Let $$f(x) = 2x^n + \lambda$$, $$\lambda \in \mathbb{R}$$, $$n \in \mathbb{N}$$, and $$f(4) = 133$$, $$f(5) = 255$$. Then the sum of all the positive integer divisors of $$(f(3) - f(2))$$ is

We need to find the sum of all positive integer divisors of $$(f(3) - f(2))$$.

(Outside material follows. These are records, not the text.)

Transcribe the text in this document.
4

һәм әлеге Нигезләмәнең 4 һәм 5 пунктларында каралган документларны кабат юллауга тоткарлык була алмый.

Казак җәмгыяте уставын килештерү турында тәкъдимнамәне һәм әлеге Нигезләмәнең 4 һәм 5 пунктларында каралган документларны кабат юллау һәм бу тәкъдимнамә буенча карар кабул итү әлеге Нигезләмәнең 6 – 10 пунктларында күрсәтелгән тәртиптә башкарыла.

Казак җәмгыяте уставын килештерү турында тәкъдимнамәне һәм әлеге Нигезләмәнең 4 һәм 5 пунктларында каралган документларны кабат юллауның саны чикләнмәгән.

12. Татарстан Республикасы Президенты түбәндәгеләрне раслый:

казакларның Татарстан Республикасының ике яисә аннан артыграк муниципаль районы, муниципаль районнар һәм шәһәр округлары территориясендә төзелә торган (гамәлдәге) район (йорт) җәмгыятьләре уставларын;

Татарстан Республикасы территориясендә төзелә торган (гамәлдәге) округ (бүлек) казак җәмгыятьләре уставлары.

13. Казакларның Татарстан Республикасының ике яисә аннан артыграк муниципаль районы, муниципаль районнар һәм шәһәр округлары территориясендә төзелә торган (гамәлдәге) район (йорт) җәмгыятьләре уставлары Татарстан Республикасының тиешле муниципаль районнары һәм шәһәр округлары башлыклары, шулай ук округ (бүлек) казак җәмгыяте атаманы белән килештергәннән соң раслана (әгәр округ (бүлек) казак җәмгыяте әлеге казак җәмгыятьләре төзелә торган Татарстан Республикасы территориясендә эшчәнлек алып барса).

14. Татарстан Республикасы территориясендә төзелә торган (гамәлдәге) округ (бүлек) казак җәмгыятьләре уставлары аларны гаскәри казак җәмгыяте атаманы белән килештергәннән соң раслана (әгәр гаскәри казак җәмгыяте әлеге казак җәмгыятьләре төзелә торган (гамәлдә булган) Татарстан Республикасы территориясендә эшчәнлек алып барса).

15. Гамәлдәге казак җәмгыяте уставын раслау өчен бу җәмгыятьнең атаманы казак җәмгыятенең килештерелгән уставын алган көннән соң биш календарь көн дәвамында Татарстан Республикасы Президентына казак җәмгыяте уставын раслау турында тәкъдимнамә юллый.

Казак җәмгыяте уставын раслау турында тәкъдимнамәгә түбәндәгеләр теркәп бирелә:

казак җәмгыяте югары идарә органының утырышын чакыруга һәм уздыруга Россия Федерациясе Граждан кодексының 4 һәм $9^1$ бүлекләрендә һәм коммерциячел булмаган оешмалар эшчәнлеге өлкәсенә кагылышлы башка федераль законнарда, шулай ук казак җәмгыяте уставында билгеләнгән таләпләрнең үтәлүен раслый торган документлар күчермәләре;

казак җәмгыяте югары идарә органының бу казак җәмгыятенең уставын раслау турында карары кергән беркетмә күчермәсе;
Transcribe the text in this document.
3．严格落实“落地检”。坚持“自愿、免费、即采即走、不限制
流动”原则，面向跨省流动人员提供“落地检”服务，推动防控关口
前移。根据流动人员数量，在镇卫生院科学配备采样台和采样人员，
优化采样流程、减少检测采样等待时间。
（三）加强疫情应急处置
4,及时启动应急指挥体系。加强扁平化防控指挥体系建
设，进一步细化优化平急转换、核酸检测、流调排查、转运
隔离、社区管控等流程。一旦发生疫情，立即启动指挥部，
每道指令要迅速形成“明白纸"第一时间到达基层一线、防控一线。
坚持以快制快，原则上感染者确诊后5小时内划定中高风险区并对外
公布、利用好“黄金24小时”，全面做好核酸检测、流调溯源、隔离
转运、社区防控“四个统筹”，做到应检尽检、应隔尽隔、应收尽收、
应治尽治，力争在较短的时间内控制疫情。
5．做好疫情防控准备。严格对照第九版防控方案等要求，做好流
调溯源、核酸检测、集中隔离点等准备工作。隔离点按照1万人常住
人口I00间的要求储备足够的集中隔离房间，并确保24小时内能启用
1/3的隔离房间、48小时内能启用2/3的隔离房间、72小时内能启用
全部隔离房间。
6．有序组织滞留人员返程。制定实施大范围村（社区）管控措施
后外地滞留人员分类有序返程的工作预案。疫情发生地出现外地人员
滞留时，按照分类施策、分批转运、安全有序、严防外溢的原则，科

Given $$f(x) = 2x^n + \lambda$$:

$$f(4) = 2 \cdot 4^n + \lambda = 133 \quad \text{...(i)}$$

$$f(5) = 2 \cdot 5^n + \lambda = 255 \quad \text{...(ii)}$$

Subtracting (i) from (ii):

$$2(5^n - 4^n) = 122 \implies 5^n - 4^n = 61$$

Testing values of $$n$$:

• $$n = 1$$: $$5 - 4 = 1 \neq 61$$
• $$n = 2$$: $$25 - 16 = 9 \neq 61$$
• $$n = 3$$: $$125 - 64 = 61$$ ✓

So $$n = 3$$. From (i): $$\lambda = 133 - 2(64) = 133 - 128 = 5$$.

$$f(3) = 2(27) + 5 = 59$$

$$f(2) = 2(8) + 5 = 21$$

$$f(3) - f(2) = 59 - 21 = 38$$

$$38 = 2 \times 19$$

Divisors: $$1, 2, 19, 38$$

Sum of divisors $$= 1 + 2 + 19 + 38 = 60$$

The correct answer is Option B: $$60$$.